Barclays PLC has been sued by New York Attorney General Eric Schneiderman for reportedly lying about how it favors high-frequency players in the stock-trading business it runs, according to the Wall Street Journal.
The lawsuit was filed on Wednesday and it claims that Barclays took part in fraudulent activity that is related to trading venues known as a ‘dark pool.’ This is when orders to buy and sell are reported to the public. The reports permit the investors to hide their interest and hide from firms.
The dark pool, called LX, has been accused of favoring traders who are of high-frequency who move in-and-out of markets quickly. The bank has also downplayed which traders use the system and to what degree they use it. The bank has just 20 days to respond to thre charges.
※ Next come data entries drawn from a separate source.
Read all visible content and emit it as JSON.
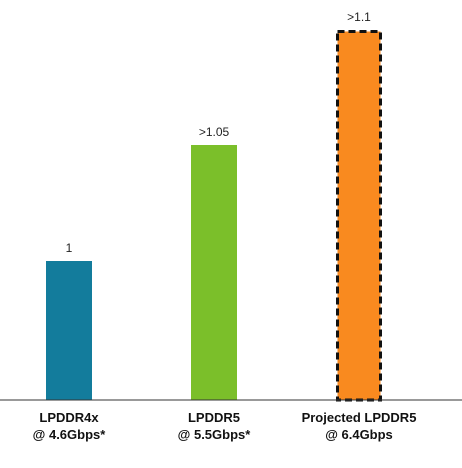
{
  "chart_data": {
    "type": "bar",
    "categories": [
      [
        "LPDDR4x",
        "@ 4.6Gbps*"
      ],
      [
        "LPDDR5",
        "@ 5.5Gbps*"
      ],
      [
        "Projected LPDDR5",
        "@ 6.4Gbps"
      ]
    ],
    "values": [
      1,
      1.05,
      1.1
    ],
    "data_labels": [
      "1",
      ">1.05",
      ">1.1"
    ],
    "colors": [
      "#137c9c",
      "#7bbf2a",
      "#f98a1f"
    ],
    "highlight": {
      "index": 2,
      "border": "dashed",
      "border_color": "#111111"
    },
    "xlabel": "",
    "ylabel": "",
    "grid": false,
    "legend": "none"
  }
}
A spokesman for Barclays, Mark Lane, told The Wall Street Journal, “We take these allegations very seriously. Barclays has been cooperating with the New York attorney general and the SEC and has been examining this matter internally. The integrity of the markets is a top priority of Barclays.”
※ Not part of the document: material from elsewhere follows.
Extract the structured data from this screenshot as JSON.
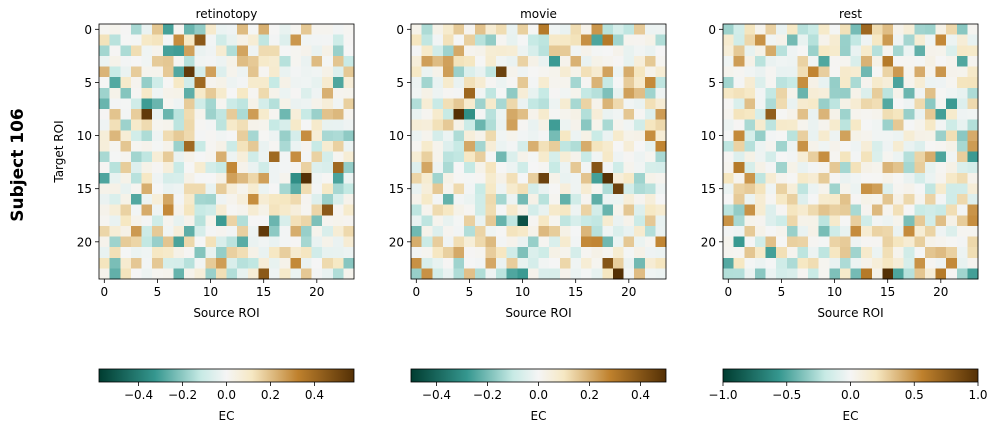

The lawsuit claims that the bank told clients it protected them from high-speed firms, but it “operated its dark pool to favor high-frequency traders.”
The complaint continued with, “Barclays has actively sought to attract such traders to its dark pool, and it has given them advantages over others.”
Only one high-speed trading client of Barclays is named in the lawsuit; Tradebot Systems Inc. The company declined to comment.